Chorolke bajaba de las cumbres cuatro veces al año.

 

Se entretenía en Cóndor-Huasi un par de días. El caserío, compuesto por catorce ranchos de adobe, se apretaba como para comunicarse calor.

 

Al almacén, único lugar de reunión de los vecinos, llegaba Chorolke, llenaba sus alforjas de lo que precisaba y se daba a beber vino.

 

Allá, en la soledad del puesto de ovejería, sólo bebía alcohol, pero muy sobriamente. Por lo general, lo reservaba para el tiempo de las grandes nevadas.

En el boliche se desquitaba. Bebía sin control y al segundo día de estar en Cóndor-Huasi, resolvía el regreso.

 

Pagaba siempre con pepitas de oro, que sacaba de su chuspa, una por una, con gran prudencia.

El bolichero y algunos kollas del caserío, se preguntaban: "¿En qué parte de la cordillera juntará Chorolke el oro...?"

 

El indio no hablaba de eso. Cuando alguno se atrevía a preguntarle, él contestaba:

 

-Me las trajo el viento...

 

Y se iba, andando sobre sus piernas fuertes, cordillera arriba.

 

Una tarde llegó un gringo al que le decían el Ingeniero. Conversó con el dueño del almacén, mostrándole papeles y recabando datos.

 

Bajó esa vez Chorolke a comprar sus cosas. Bebió buen vino, que pagó el ingeniero. Cantó el indio su copla, deshilvanando versos de soledad con la lentitud del que se emborracha fácil por no haber comido.

 

Hablaron; hablaron. El gringo dijo de un río cerca de La Rinconada donde él sacara una vez arenita dorada. Chorolke, contento y borracho, nombró "su" río y nombró también cierta quebrada arribeña.

 

Dos días después el indio volvió a sus cumbres.

 

Sobre cuatro mil metros, se levantan ranchos de piedra, amplios, donde funciona la administración, depósito y personal de vigilancia de la Mina del Milagro. Hay grandes extensiones con pircas y alambradas y la custodia rigurosa.

 

El ingeniero de la Compañía minera es un gringo andariego, de sonrisa y canto fácil, gran bebedor. Pero con los kollas es duro, implacable.

 

En toda esa extensión hay también grandes azufreras y una veta de estaño de buena ley apareció hace poco.

 

Chorolke ha bajado de las cumbres definitivamente.

 

Vive ahora en el último rancho de Cóndor-Huasi y trabaja de peón en el potrero donde se hacen los adobes.

 

Pero esta tarea dura poquito tiempo porque nadie edifica allí.

 

Se remienda uno que otro rancho, de vez en cuando, nada más.

 

Chorolke está viejo.

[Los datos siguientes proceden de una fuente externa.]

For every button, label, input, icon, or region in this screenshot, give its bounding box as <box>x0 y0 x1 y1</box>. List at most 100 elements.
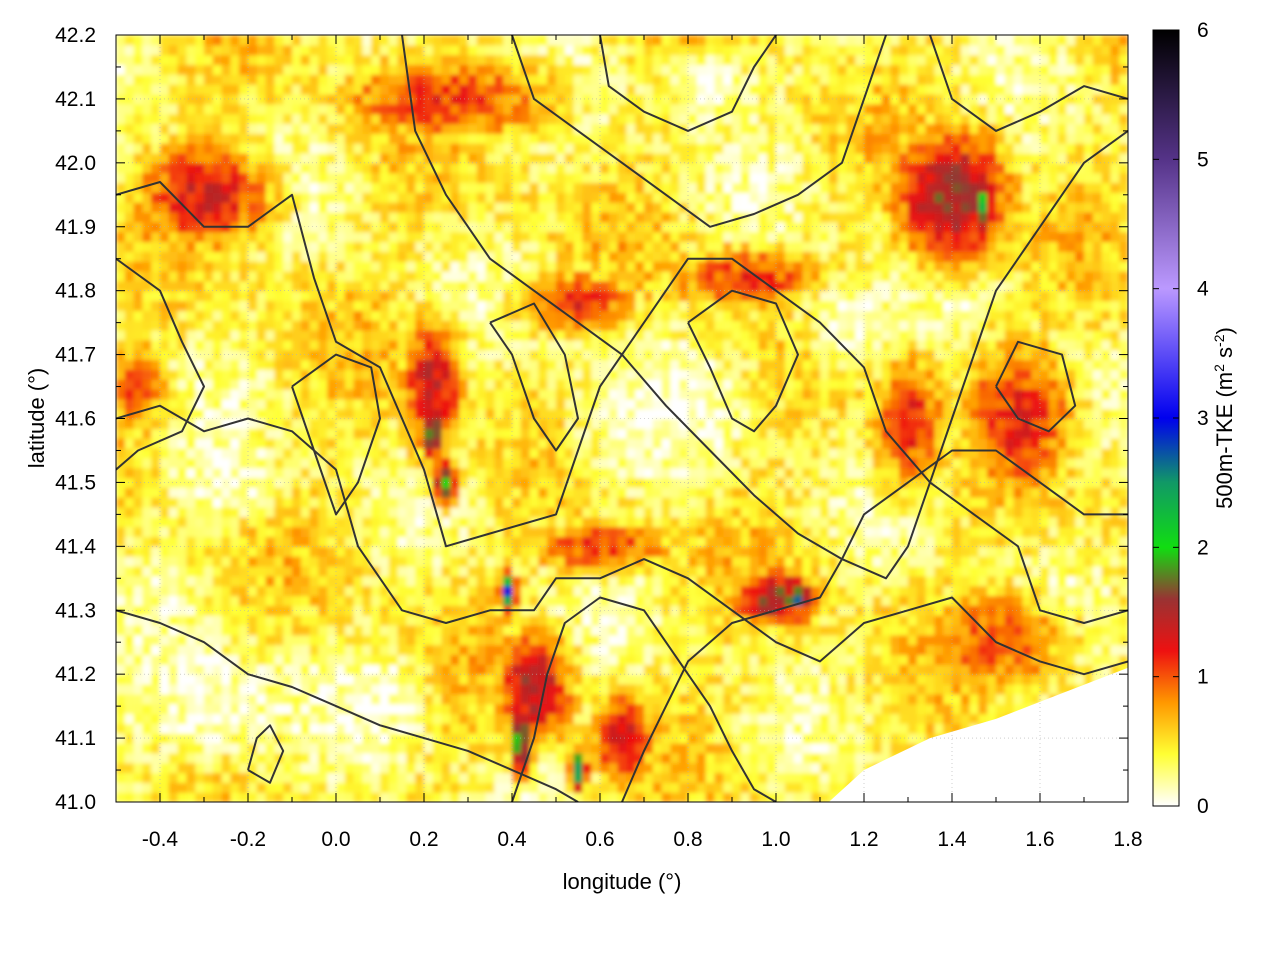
field-cell <box>142 182 152 193</box>
field-cell <box>300 398 311 410</box>
field-cell <box>239 271 249 282</box>
field-cell <box>309 133 319 144</box>
field-cell <box>362 261 372 272</box>
field-cell <box>256 113 267 125</box>
field-cell <box>283 123 293 134</box>
field-cell <box>476 221 487 233</box>
field-cell <box>212 792 223 802</box>
field-cell <box>476 94 487 105</box>
field-cell <box>476 733 487 744</box>
field-cell <box>388 271 399 282</box>
field-cell <box>116 546 126 557</box>
field-cell <box>635 516 645 528</box>
field-cell <box>459 290 469 302</box>
field-cell <box>652 566 663 577</box>
field-cell <box>661 103 671 115</box>
field-cell <box>300 684 311 695</box>
field-cell <box>608 359 619 370</box>
field-cell <box>661 290 671 302</box>
field-cell <box>564 634 575 646</box>
field-cell <box>459 654 469 665</box>
field-cell <box>160 674 170 685</box>
field-cell <box>564 654 575 665</box>
field-cell <box>256 103 267 115</box>
field-cell <box>124 438 135 449</box>
field-cell <box>591 477 601 488</box>
field-cell <box>195 330 205 341</box>
field-cell <box>529 35 539 46</box>
field-cell <box>617 133 627 144</box>
field-cell <box>160 516 170 528</box>
field-cell <box>644 526 654 538</box>
field-cell <box>547 133 557 144</box>
field-cell <box>116 64 126 75</box>
field-cell <box>116 703 126 715</box>
field-cell <box>177 585 187 597</box>
field-cell <box>371 743 381 754</box>
field-cell <box>450 74 460 85</box>
field-cell <box>186 379 196 390</box>
field-cell <box>116 625 126 636</box>
field-cell <box>336 526 346 538</box>
field-cell <box>212 123 223 134</box>
field-cell <box>503 546 513 557</box>
field-cell <box>661 280 671 292</box>
field-cell <box>476 172 487 184</box>
field-cell <box>344 172 355 184</box>
field-cell <box>591 221 601 233</box>
field-cell <box>168 162 179 174</box>
field-cell <box>503 566 513 577</box>
field-cell <box>573 261 583 272</box>
field-cell <box>441 546 451 557</box>
field-cell <box>441 192 451 203</box>
field-cell <box>564 477 575 488</box>
field-cell <box>344 605 355 616</box>
field-cell <box>520 162 531 174</box>
field-cell <box>371 379 381 390</box>
field-cell <box>494 418 504 429</box>
field-cell <box>204 546 214 557</box>
field-cell <box>274 84 284 95</box>
field-cell <box>362 644 372 656</box>
field-cell <box>116 162 126 174</box>
field-cell <box>388 605 399 616</box>
field-cell <box>300 772 311 783</box>
field-cell <box>547 54 557 66</box>
field-cell <box>388 172 399 184</box>
field-cell <box>318 516 328 528</box>
field-cell <box>494 497 504 508</box>
field-cell <box>300 792 311 802</box>
field-cell <box>362 123 372 134</box>
field-cell <box>230 566 240 577</box>
field-cell <box>371 162 381 174</box>
field-cell <box>239 44 249 56</box>
field-cell <box>186 192 196 203</box>
field-cell <box>556 35 566 46</box>
field-cell <box>116 172 126 184</box>
field-cell <box>661 585 671 597</box>
field-cell <box>432 398 443 410</box>
field-cell <box>177 487 187 498</box>
field-cell <box>318 634 328 646</box>
field-cell <box>441 782 451 793</box>
field-cell <box>512 261 522 272</box>
field-cell <box>160 713 170 724</box>
field-cell <box>362 556 372 567</box>
field-cell <box>626 752 636 764</box>
field-cell <box>608 54 619 66</box>
field-cell <box>318 772 328 783</box>
field-cell <box>353 123 363 134</box>
field-cell <box>564 221 575 233</box>
field-cell <box>336 271 346 282</box>
field-cell <box>256 536 267 547</box>
field-cell <box>177 546 187 557</box>
field-cell <box>292 379 302 390</box>
field-cell <box>160 143 170 154</box>
field-cell <box>160 251 170 262</box>
field-cell <box>600 448 610 459</box>
field-cell <box>538 595 548 606</box>
field-cell <box>204 615 214 626</box>
field-cell <box>503 192 513 203</box>
field-cell <box>397 497 407 508</box>
field-cell <box>133 526 143 538</box>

A veces, no tiene coca. Y los kollas saben bien cómo duele esto de no tener esas hojas, sin las cuales un hombre no camina ni aguanta hambre y sed en esos pagos.

 

Chorolke se va muriendo de puro callado. No quiere hablar con nadie. Huye de los blancos y desconfía de los poblanos.

 

Mira, sí, por las mañanas, cuando amanece limpio el día, hacia las cumbres altas. Más allá de su rencor, hay una pena muy grande: la del trasplantado.

 

Como no tiene noticia alguna de lo que es el llanto, sus ojos siguen, oscuros y firmes, mirando la senda que trepa el Cerro de las Vicuñas.

 

Claro está que conociendo estas cosas ocurridas, no es difícil penetrar en el silencio de Chorolke.